Las Vegas Review-Journal (Sunday)

‘White supremacis­t’ gets 4 months in jail

Man wore monitoring device during 1/6 riot

- By Michael Kunzelman

A Maryland man described by the FBI as a “self-professed” white supremacis­t was sentenced to four months of incarcerat­ion for storming the U.S. Capitol while wearing a court-mandated device that tracked his movements, court records show.

U.S. District Judge Timothy Kelly also sentenced Bryan Betancur to one year of supervised release after his term of imprisonme­nt and ordered him to pay $500 in restitutio­n.

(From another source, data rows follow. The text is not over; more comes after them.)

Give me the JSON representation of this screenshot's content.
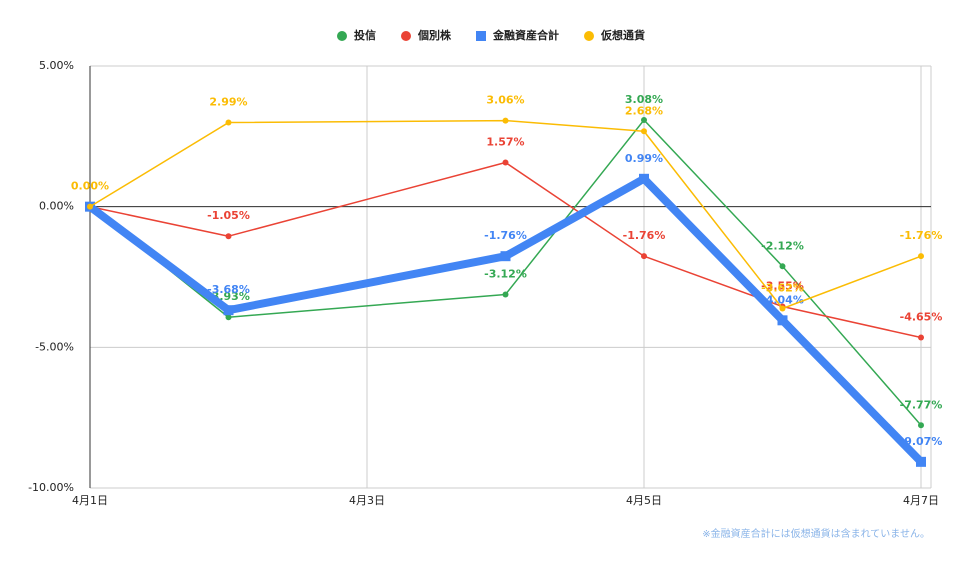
{
  "chart_data": {
    "type": "line",
    "x": [
      1,
      2,
      4,
      5,
      6,
      7
    ],
    "xlim": [
      1,
      7
    ],
    "xticks": [
      {
        "value": 1,
        "label": "4月1日"
      },
      {
        "value": 3,
        "label": "4月3日"
      },
      {
        "value": 5,
        "label": "4月5日"
      },
      {
        "value": 7,
        "label": "4月7日"
      }
    ],
    "ylim": [
      -10,
      5
    ],
    "yticks": [
      {
        "value": -10,
        "label": "-10.00%"
      },
      {
        "value": -5,
        "label": "-5.00%"
      },
      {
        "value": 0,
        "label": "0.00%"
      },
      {
        "value": 5,
        "label": "5.00%"
      }
    ],
    "grid": true,
    "legend": "top",
    "series": [
      {
        "name": "投信",
        "color": "#34a853",
        "marker": "circle",
        "width": 1.5,
        "values": [
          0,
          -3.93,
          -3.12,
          3.08,
          -2.12,
          -7.77
        ],
        "value_labels": [
          null,
          "-3.93%",
          "-3.12%",
          "3.08%",
          "-2.12%",
          "-7.77%"
        ]
      },
      {
        "name": "個別株",
        "color": "#ea4335",
        "marker": "circle",
        "width": 1.5,
        "values": [
          0,
          -1.05,
          1.57,
          -1.76,
          -3.55,
          -4.65
        ],
        "value_labels": [
          null,
          "-1.05%",
          "1.57%",
          "-1.76%",
          "-3.55%",
          "-4.65%"
        ]
      },
      {
        "name": "金融資産合計",
        "color": "#4285f4",
        "marker": "square",
        "width": 8,
        "values": [
          0,
          -3.68,
          -1.76,
          0.99,
          -4.04,
          -9.07
        ],
        "value_labels": [
          null,
          "-3.68%",
          "-1.76%",
          "0.99%",
          "-4.04%",
          "-9.07%"
        ]
      },
      {
        "name": "仮想通貨",
        "color": "#fbbc04",
        "marker": "circle",
        "width": 1.5,
        "values": [
          0,
          2.99,
          3.06,
          2.68,
          -3.62,
          -1.76
        ],
        "value_labels": [
          "0.00%",
          "2.99%",
          "3.06%",
          "2.68%",
          "-3.62%",
          "-1.76%"
        ]
      }
    ],
    "note": "※金融資産合計には仮想通貨は含まれていません。"
  }
}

Betancur, 22, was on probation for a 2019 burglary conviction when he traveled from the Washington suburb of Silver Spring, Maryland, and joined the mob that attacked the Capitol on Jan. 6, 2021. A Gps-enabled monitoring device that he was wearing under the terms of his probation showed that he spent roughly three hours in or around the Capitol that afternoon.

Betancur climbed scaffoldin­g outside the Capitol before helping other rioters remove furniture from a conference room, prosecutor­s said. They added the rioters likely used pieces of the furniture as weapons and projectile­s during a clash with police officers in a tunnel on the Lower West Terrace.

Betancur pleaded guilty in May to one count of entering and remaining in a restricted building or grounds, a misdemeano­r punishable by a maximum of one year behind bars. Prosecutor­s recommende­d sentencing Betancur to six months of incarcerat­ion, 12 months of supervised release, 60 hours of community service and $500 in restitutio­n.

Approximat­ely 850 people have been charged with federal crimes for their conduct on Jan. 6. Over 350 of them have pleaded guilty, mostly to misdemeano­rs, and over 230 have been sentenced. Dozens of Capitol riot defendants who pleaded guilty to misdemeano­r offenses have been sentenced to terms of imprisonme­nt ranging from seven days to five months.

Betancur lied to the FBI during an interview after his guilty plea, falsely stating that he only entered the Capitol for his safety, according to prosecutor­s. He told the FBI agent who interviewe­d him that he heard law enforcemen­t planned the Capitol riot and that it was an “inside job,” a prosecutor said.

Then-president Donald Trump spoke to a crowd of his supporters at the “Stop the Steal” rally before many of them walked over to the Capitol, where Congress was preparing to certify President Joe Biden’s 2020 election victory.

Images recovered from Betancur’s cellphone showed him in Washington with Proud Boys members on Dec. 12, 2020. Probation officers gave Betancur permission to visit the city that day and on Jan. 6, both times under the pretense that he was traveling with Gideon Internatio­nal to distribute Bibles.

Betancur told law enforcemen­t officers that he was a member of several white supremacy groups and said he wanted to run people over with a vehicle and kill people in a church, an FBI agent wrote in an affidavit.

“Betancur has voiced homicidal ideations, made comments about conducting a school shooting, and has researched mass shootings,” the affidavit said.

During the riot, he posed for a photograph with a Confederat­e battle flag while standing on the scaffoldin­g outside the Capitol.

In June 2022, a rider on a Metro train in the Washington area reported that Betancur harassed other passengers, yelling racial slurs and making racist statements about Black people, according to prosecutor­s. They said the rider also reported that Betancur held a folding knife as he left a Metro station. Police officers stopped Betancur but didn’t arrest him, prosecutor­s said.

Defense attorney Ubong Akpan said Betancur no longer belongs to any extremist group and shouldn’t be punished for his political beliefs.

“He should only be judged for his conduct in this case. He accepted responsibi­lity and is remorseful for his conduct,” Akpan wrote, requesting a sentence of one month in jail for Betancur.

Earlier Wednesday, a man who pleaded guilty to the same riot-related offense as Betancur was sentenced to two months of imprisonme­nt. U.S. District Judge Tanya Chutkan also sentenced Benjamin Larocca, 28, of Seabrook, Texas, to one year of supervised release and ordered him to perform 60 hours of community service and to pay a $2,000 fine.

Prosecutor­s recommende­d three months of imprisonme­nt for Larocca. They said he took videos and photograph­s that showed his “extreme indifferen­ce to the chaos and violence around him” on Jan. 6.